Predicting youth at high risk of aging out of foster care using machine learning methods

Eunhye Ahn, Yolanda Gil, Emily Putnam-Hornstein - Child Abuse & Neglect

Abstract

Background

Youth who exit the nation’s foster care system without permanency are at high risk of experiencing difficulties during the transition to adulthood.

Objective

To present an illustrative test of whether an algorithmic decision aid could be used to identify youth at risk of exiting foster care without permanency.

Methods

For youth placed in foster care between ages 12 and 14, we assessed the risk of exiting care without permanency by age 18 based on their child welfare service involvement history. To develop predictive risk models, 28 years (1991–2018) of child welfare service records from California were used. Performances were evaluated using F1, AUC, and precision and recall scores at k %. Algorithmic racial bias and fairness was also examined.

Results

The gradient boosting decision tree and random forest showed the best performance (F1 score = .54–.55, precision score = .62, recall score = .49). Among the top 30 % of youth the model identified as high risk, half of all youth who exited care without permanency were accurately identified four to six years prior to their exit, with a 39 % error rate.
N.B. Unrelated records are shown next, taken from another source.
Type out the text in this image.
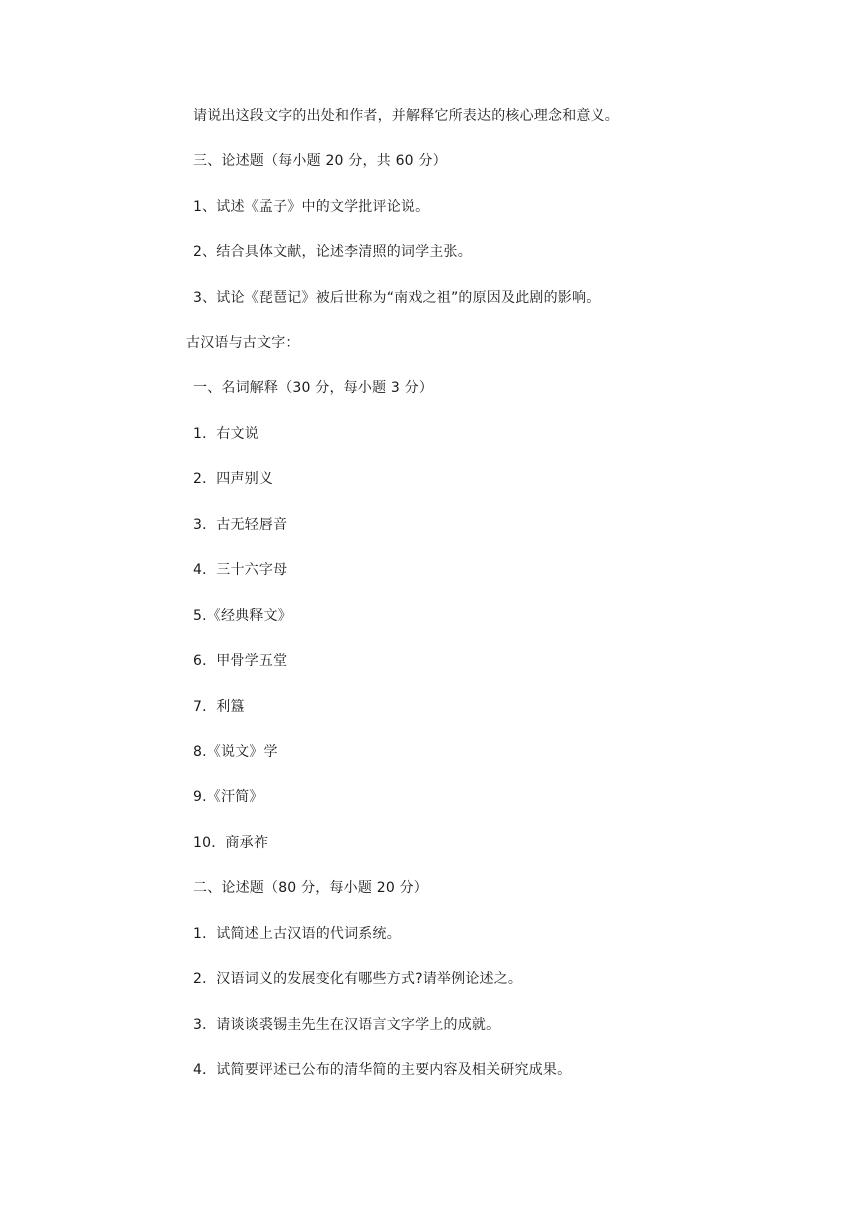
请说出这段文字的出处和作者，并解释它所表达的核心理念和意义。
三、论述题（每小题 20 分，共 60 分）
1、试述《孟子》中的文学批评论说。
2、结合具体文献，论述李清照的词学主张。
3、试论《琵琶记》被后世称为“南戏之祖”的原因及此剧的影响。
古汉语与古文字：
一、名词解释（30 分，每小题 3 分）
1．右文说
2．四声别义
3．古无轻唇音
4．三十六字母
5.《经典释文》
6．甲骨学五堂
7．利簋
8.《说文》学
9.《汗简》
10．商承祚
二、论述题（80 分，每小题 20 分）
1．试简述上古汉语的代词系统。
2．汉语词义的发展变化有哪些方式?请举例论述之。
3．请谈谈裘锡圭先生在汉语言文字学上的成就。
4．试简要评述已公布的清华简的主要内容及相关研究成果。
Although racial disparities between Black and White youth were observed in imbalanced error rates, calibration and predictive parity were satisfied.

Conclusions

Our study illustrates the manner in which potential applications of predictive analytics, including those designed to achieve universal goals of permanency through more targeted allocations of resources, can be tested. It also assesses the model using metrics of fairness.